Council tax: 230,000 homes in Wales face first bill
About 230,000 households in Wales will pay at least some council tax for the first time if new regulations are approved by the Welsh assembly.
They may only have to pay a relatively small amount, but financial advice groups say it will add to pressure on their services.
The 330,000 households who currently get the benefit will be £67 worse off on average next year.
The Welsh government says 70% of them have not paid council tax before.
The assembly has been recalled from recess to vote on the regulations for a second time on 19 December.
A previous attempt to rush them through before Christmas was blocked by some opposition AMs.
End Quote Fran Targett Director, Citizens Advice Cymru
As people's incomes go down... it's going to get tough for people to make these payments”
The regulations need to be passed so councils can continue to offer the means-tested benefit in the next financial year, starting in April 2013.
If the regulations are not approved, then no benefit will be paid and everyone will have to meet their bills in full.
But even if they are approved, benefit recipients are likely to lose out because of a cut in funding.
Of the 330,000 households in Wales currently getting the benefit, the Welsh government says 70% - around 230,000 - will have to pay council tax for the first time.
Citizens Advice Cymru director Fran Targett said at the end of the last quarter the service had seen a 136% year-on-year increase in inquiries about benefits.
"There are people who never paid [council tax] before because of 100% benefit," she said.
"With these changes they will need to pay, so there's an issue about giving them assistance with financial management and budgeting and helping them to make these payments," she said.
"As people's incomes go down - these people in work and people on benefits - it's going to get tough for people to make these payments.
"The people we are talking about who are at that stage are already on the margin at or below poverty, and large numbers of them will be families with children - £67 when you are already at or below the poverty line is impossible to find."
Ministers hoped to get the regulations approved last Wednesday at what should have been the assembly's final full meeting of the year.
But they were accused of treating the assembly with contempt by tabling hundreds of pages of technical documents around 30 minutes before the vote took place.
The regulations are necessary because the UK government is handing over responsibility for the benefit to local councils. It is also cutting the amount of funding available by about 10%.
The Welsh government says it cannot afford to make up for the shortfall of £22m.
Documents accompanying the regulations say adjusting to the new system will leave councils with one-off costs, such as for IT and staff training, of between £1.5m and £1.9m.
Because of the increased number of first-time rate payers, collection rates could deteriorate, causing a further increase in costs.
Together with other reforms to welfare and legal aid, the documents warn the changes could put more pressure on advice services.
The Welsh government says its regulations are designed to avoid a postcode lottery so the amount of benefit people are entitled to is not dependent on where they live.
The decision to recall the assembly by Presiding Officer Rosemary Butler follows an agreement between First Minister Carwyn Jones, the Liberal Democrats and Plaid Cymru.
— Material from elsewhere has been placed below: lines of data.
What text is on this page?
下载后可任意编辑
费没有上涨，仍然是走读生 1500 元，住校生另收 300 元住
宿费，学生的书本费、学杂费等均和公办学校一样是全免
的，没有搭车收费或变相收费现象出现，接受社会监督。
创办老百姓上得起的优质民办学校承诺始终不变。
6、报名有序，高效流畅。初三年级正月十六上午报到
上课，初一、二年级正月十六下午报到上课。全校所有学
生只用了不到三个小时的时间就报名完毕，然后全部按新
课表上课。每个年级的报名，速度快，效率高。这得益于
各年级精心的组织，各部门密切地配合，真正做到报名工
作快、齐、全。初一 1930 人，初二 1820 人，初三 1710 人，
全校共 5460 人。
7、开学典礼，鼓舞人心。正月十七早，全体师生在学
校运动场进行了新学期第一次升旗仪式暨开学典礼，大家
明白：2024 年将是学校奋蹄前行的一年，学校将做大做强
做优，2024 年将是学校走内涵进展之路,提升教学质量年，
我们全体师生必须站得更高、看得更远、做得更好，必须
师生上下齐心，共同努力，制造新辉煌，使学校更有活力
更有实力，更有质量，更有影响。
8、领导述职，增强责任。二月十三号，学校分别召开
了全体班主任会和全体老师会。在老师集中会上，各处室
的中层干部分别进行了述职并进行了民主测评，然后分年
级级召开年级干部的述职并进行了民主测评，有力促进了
Mr Jones said inter-party talks failed last week because "the usual channels didn't work".
They had now agreed on a way forward after Plaid and the Lib Dem asked for sufficient time for scrutiny, he said.
"We've had council tax benefit thrown at us with a 10% cut in the budget for council tax. It's very difficult to find that money in-year particularly and for the financial years to come as well," Mr Jones said.
"We will continue to look at the situation, but it certainly isn't easy to plug a gap that the Treasury themselves have created."